Solar Sail Experiments Could Test Einstein’s Space-time ‘Frame-dragging’ Theory
NEW YORK — Solar sails that use sunlight pressure instead of fuel to fly through space have long been touted by space exploration advocates, but the novel space travel method could also be tapped to settle an unproven theory by Albert Einstein.
A gossamer solar sail would be a prime platform for an experiment that would test the so-called frame-dragging hypothesis in Einstein’s General Theory of Relativity, said Roman Kezerashvili, a professor of physics at New York City College of Technology. He presented the experiment concept during the International Symposium on Solar Sailing held here July 21 at the college.
Frame dragging is an effect where massive spinning bodies distort the fabric of space and time like a whirlpool in water. It was hypothesized by Einstein, but has never been experimentally proved.
According to the theory, a spinning solar sail flying within 4.6 million miles of the sun should rotate differently than it would farther out depending on the frame-dragging effect’s strength, Kezerashvili said. So a motion sensor attached to a solar sail could test whether the frame-dragging effect exists at all, he added.
Kezerashvili’s experiment is just one of the many possible uses for solar sails presented by scientists and sail advocates during the three-day symposium.

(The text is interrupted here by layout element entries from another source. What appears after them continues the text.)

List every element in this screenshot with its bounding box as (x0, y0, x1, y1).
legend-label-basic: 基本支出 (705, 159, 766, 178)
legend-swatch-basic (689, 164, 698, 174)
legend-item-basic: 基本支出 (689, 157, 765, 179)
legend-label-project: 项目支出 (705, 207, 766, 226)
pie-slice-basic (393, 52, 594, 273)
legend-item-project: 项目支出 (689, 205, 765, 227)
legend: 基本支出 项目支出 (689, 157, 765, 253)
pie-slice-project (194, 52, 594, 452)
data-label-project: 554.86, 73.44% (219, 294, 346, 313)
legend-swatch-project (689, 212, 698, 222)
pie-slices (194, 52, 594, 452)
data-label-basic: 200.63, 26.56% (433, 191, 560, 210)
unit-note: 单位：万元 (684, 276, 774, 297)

Solar sails are reflective arrays that are typically thinner than plastic wrap but can have an area comparable to half the size of a football field. They harness the pressure generated by the sun’s light just as a cloth sail catches the wind, propelling a spacecraft as if it were a sailing ship.
Television personality Bill Nye the Science Guy, incoming president of the Planetary Society in Pasadena, Calif., said the different solar sail shapes represent a maturing of the technology, with new designs cropping up to suit each mission type.
“We won’t see solar sails converge on a single shape,” Nye said. “They will be like helicopters. Helicopters come in many different shapes, each for a different job.”
The Japan Aerospace Exploration Agency (JAXA) launched the IKAROS solar sail in May along with a Venus orbiter called Akatsuki. Since then, Ikaros has successfully deployed itself, snapped photos of its gleaming silver sail and felt the first acceleration from sunlight.
Osamu Mori, IKAROS project leader at JAXA, said that later missions will combine solar sails with ion drives to deliver probes to Jupiter and the Trojan asteroids.
By hybridizing the solar sail propulsion with a more powerful engine like an ion drive, JAXA can enjoy the benefits of a solar sail, namely constant acceleration without any fuel, while still propelling a probe to a distant planet within a reasonable time frame, Mori said.
And other solar efforts are gaining speed.
The Planetary Society has made multiple attempts to launch a solar sail in the past and has a new project, called Lightsail-1, slated to launch in early 2011. NASA and the European Space Agency have plans for separate solar sail missions that could be launched through 2015, representatives from both space agencies said during the meeting.